A noise protected superconducting Fluxonium qubit

Since the early 2000s, there has been a significant improvement in the coherence time of superconducting qubits by five orders of magnitude. Despite this progress, current qubit performances are still a major limitation to the development of a universal quantum processor. Currently, the fluxonium qubit stands as the circuit with the longest observed coherence [1], with recent experiments showing it can achieve milliseconds of coherence. It is composed of a superconducting loop made of a Josephson junction shunted by a large inductance (often called a super-inductance). An external magnetic field threading the loop can be used to tune the circuit parameters.

Several groups have created Fluxonium devices with a very low frequency of 1-10 MHz. This approach results in a reduced relaxation rate due to the decrease in the charge matrix element at lower frequencies. This is a simple way to enhance the performances of this qubit. Alternatively, a protected qubit can be encoded in multimodal circuit that generalizes the fluxonium to a larger parameter space. In these more complex circuits, protected information can be encoded at the cost of stringent requirements on the circuit parameters [2,3].

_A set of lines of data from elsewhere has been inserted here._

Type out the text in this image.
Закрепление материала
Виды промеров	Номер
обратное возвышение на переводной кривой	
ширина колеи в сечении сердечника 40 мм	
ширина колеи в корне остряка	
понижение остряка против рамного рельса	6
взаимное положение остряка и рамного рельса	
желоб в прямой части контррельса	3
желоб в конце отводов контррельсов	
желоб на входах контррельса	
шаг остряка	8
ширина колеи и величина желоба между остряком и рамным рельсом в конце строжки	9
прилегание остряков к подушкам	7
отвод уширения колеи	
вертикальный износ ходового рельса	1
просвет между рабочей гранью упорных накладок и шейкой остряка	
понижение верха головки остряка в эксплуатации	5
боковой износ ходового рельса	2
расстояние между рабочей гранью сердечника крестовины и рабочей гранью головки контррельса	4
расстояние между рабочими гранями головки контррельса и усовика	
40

In this work, we use the single-loop fluxonium circuit in a new regime. We engineer the circuit parameters so that the qubit wave functions are de-localized over several potential wells to minimize their overlap, hence guaranteeing an extremely small matrix element or equivalently a very long relaxation time. Additionally, the qubit transitions offer a very low sensitivity to flux noise thanks to the very large inductance. We will discuss the depolarization and coherence times, as well as their limitations, for this new type of Fluxonium qubit.

1 Somoroff, Aaron, et al. "Millisecond coherence in a superconducting qubit." Physical Review Letters 130.26 (2023): 267001.

2 Kalashnikov, Konstantin, et al. "Bifluxon: Fluxon-parity-protected superconducting qubit." PRX Quantum 1.1 (2020): 010307.

3 Gyenis, András, et al. "Experimental realization of a protected superconducting circuit derived from the 0–π qubit." PRX Quantum 2.1 (2021): 010339.